【面对希羽组研究所带来的一系列影响,中科院竟然完全没有可以应对的方法。

正在讨论最激烈的时候,希羽组研究所,或者说夏希羽亲自做了两个安排。

其一,在11月18日公开发表了《一封致中国科学院的公开信——中科院的全新建设方针应当是什么?》。

其二,在发表上文的同时,宣布:在11月21日,为了更好地指导科研工作者进行投递项目申请,希羽组研究所正考虑适时向外派两支宣讲团。

其中一支将在先后在金陵和杭城活动,另一支宣讲团成员乘坐飞机前往帝都——人员待定,暂定为五至十人。

——童森,1983.11.20】

与此同时,夏希羽正坐在床头,双手搭在面前的一张翻折桌上撰写新的稿件。

而帮他过往的手稿进行翻译的刘晓涵,此刻正坐在夏希羽的床边向他请教问题。

“希羽,你对中科院方面的改革怎么看,或者说,你了解到后世的人对他们想做的事是怎么看的?”

夏希羽思考了好一会,最终才说出口:“我给你复述灰风在修改器数据库中查到的一篇重要文献的原话——‘改革初期决策层面对我国科技发展状况的判断出现了重大失误:当时认为许多单位科研成果积压,可是改革之后很快就发现并没有多少特别有经济价值的成果值得转让或开发;当时认为科技界人浮于事的现象普遍存在,就通过经费调控促使科技工作者下海经商,结果导致了严重的人才流失。’”

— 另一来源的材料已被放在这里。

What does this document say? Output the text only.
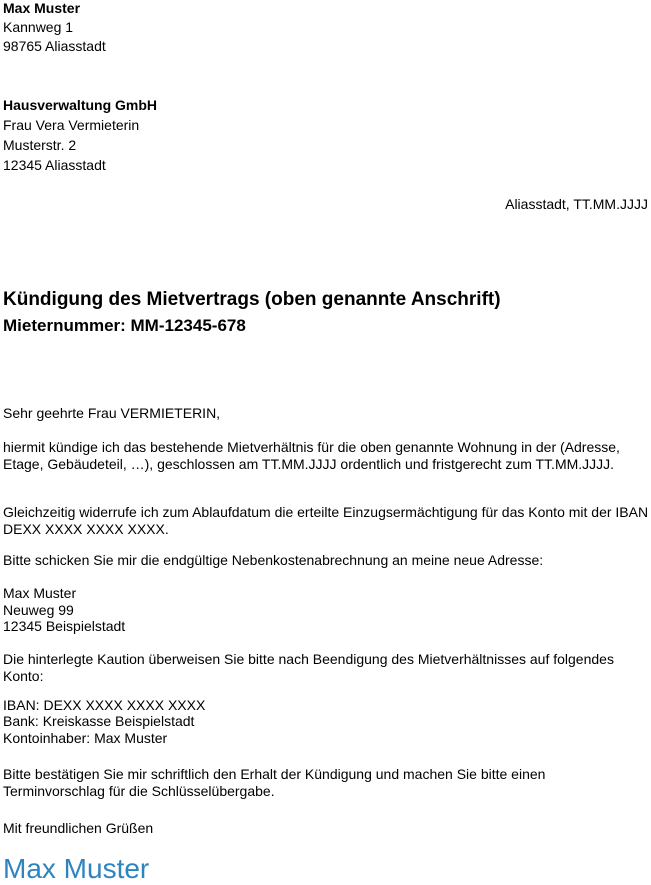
Max Muster
Kannweg 1
98765 Aliasstadt
Hausverwaltung GmbH
Frau Vera Vermieterin
Musterstr. 2
12345 Aliasstadt
Aliasstadt, TT.MM.JJJJ
Kündigung des Mietvertrags (oben genannte Anschrift)
Mieternummer: MM-12345-678
Sehr geehrte Frau VERMIETERIN,
hiermit kündige ich das bestehende Mietverhältnis für die oben genannte Wohnung in der (Adresse, Etage, Gebäudeteil, …), geschlossen am TT.MM.JJJJ ordentlich und fristgerecht zum TT.MM.JJJJ.
Gleichzeitig widerrufe ich zum Ablaufdatum die erteilte Einzugsermächtigung für das Konto mit der IBAN DEXX XXXX XXXX XXXX.
Bitte schicken Sie mir die endgültige Nebenkostenabrechnung an meine neue Adresse:
Max Muster
Neuweg 99
12345 Beispielstadt
Die hinterlegte Kaution überweisen Sie bitte nach Beendigung des Mietverhältnisses auf folgendes Konto:
IBAN: DEXX XXXX XXXX XXXX
Bank: Kreiskasse Beispielstadt
Kontoinhaber: Max Muster
Bitte bestätigen Sie mir schriftlich den Erhalt der Kündigung und machen Sie bitte einen Terminvorschlag für die Schlüsselübergabe.
Mit freundlichen Grüßen
Max Muster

“‘总之,当时的改革措施主要致力于解决效率问题,不仅没有真正解决中国科学技术创新能力不足这一本质问题,甚至导致这个问题进一步恶化了。’”【1】

听完夏希羽对自己的回答后,刘晓涵大吃一惊。

“作用是反向的……也就是说,如果没有更严重的意外,你是不准备赶尽杀绝的?”

夏希羽叹了口气:“这就要看你所说的赶尽杀绝的范围有多大了。如果你说的是那几十个直接参与和间接参与的、法律上一定可以判刑的那些人,那么你说的没错。但如果你说的是整个中科院,那就错了。”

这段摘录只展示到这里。